Artifact size cannot be predicted merely from the designation "steel". Nor did the crystalline structure of the baseline material from which a steel device had been produced have major implications for artifact size. Relevant, however, was the magnetic permeability (or susceptibility) of the final products, which is not disclosed by the manufacturers, and it cannot be measured on fixed intraoral appliances. Furthermore, the present investigation reveals that some steel devices can remain in situ without triggering adverse consequences.

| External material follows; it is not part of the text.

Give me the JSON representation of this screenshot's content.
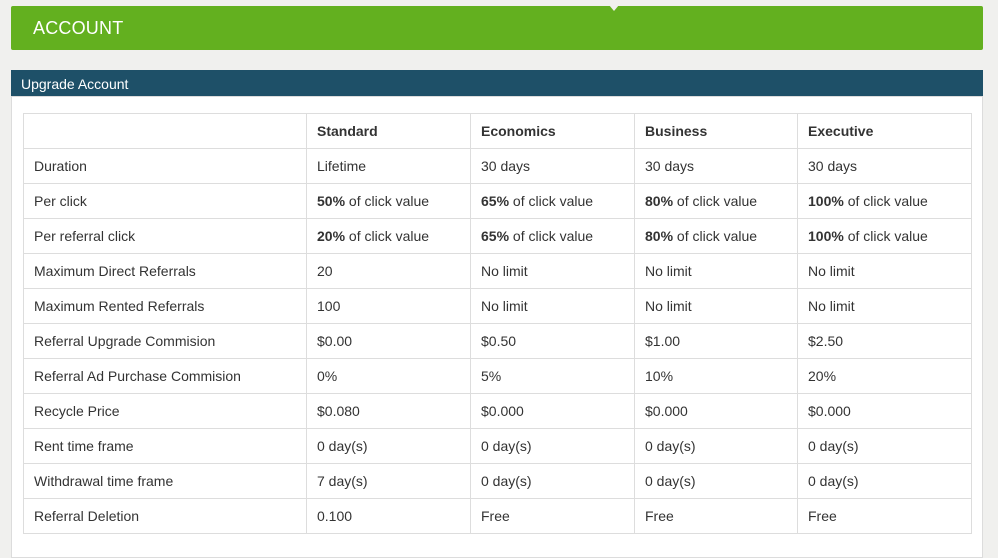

Ferromagnetic materials used in dentistry are not intraorally standardized. To ensure, that the area of interest is not affected by the described artifacts, the maximum extent of the signal loss area should be assumed: a radius of up to 7 cm in 1.5 and 3.0 T MRI by T1 and T2 sequences, and a radius of up to 10 cm in T2* sequences. To decide whether magnet attachments have to be removed before MR imaging, physicians should consider both the intact retention of the keepers and the safety distance between the ferromagnetic objects and the area of interest.
As a precaution, the worst-case scenario, i. e. an antiparallel orientation, should be assumed when using a duo-magnet system. If an MRI can be postponed, the general dentist should remove implant-borne magnets. If there is a vital indication, irreversible damage to the magnets is acceptable in consultation with the patient since the replacement costs are irrelevant given the underlying disease.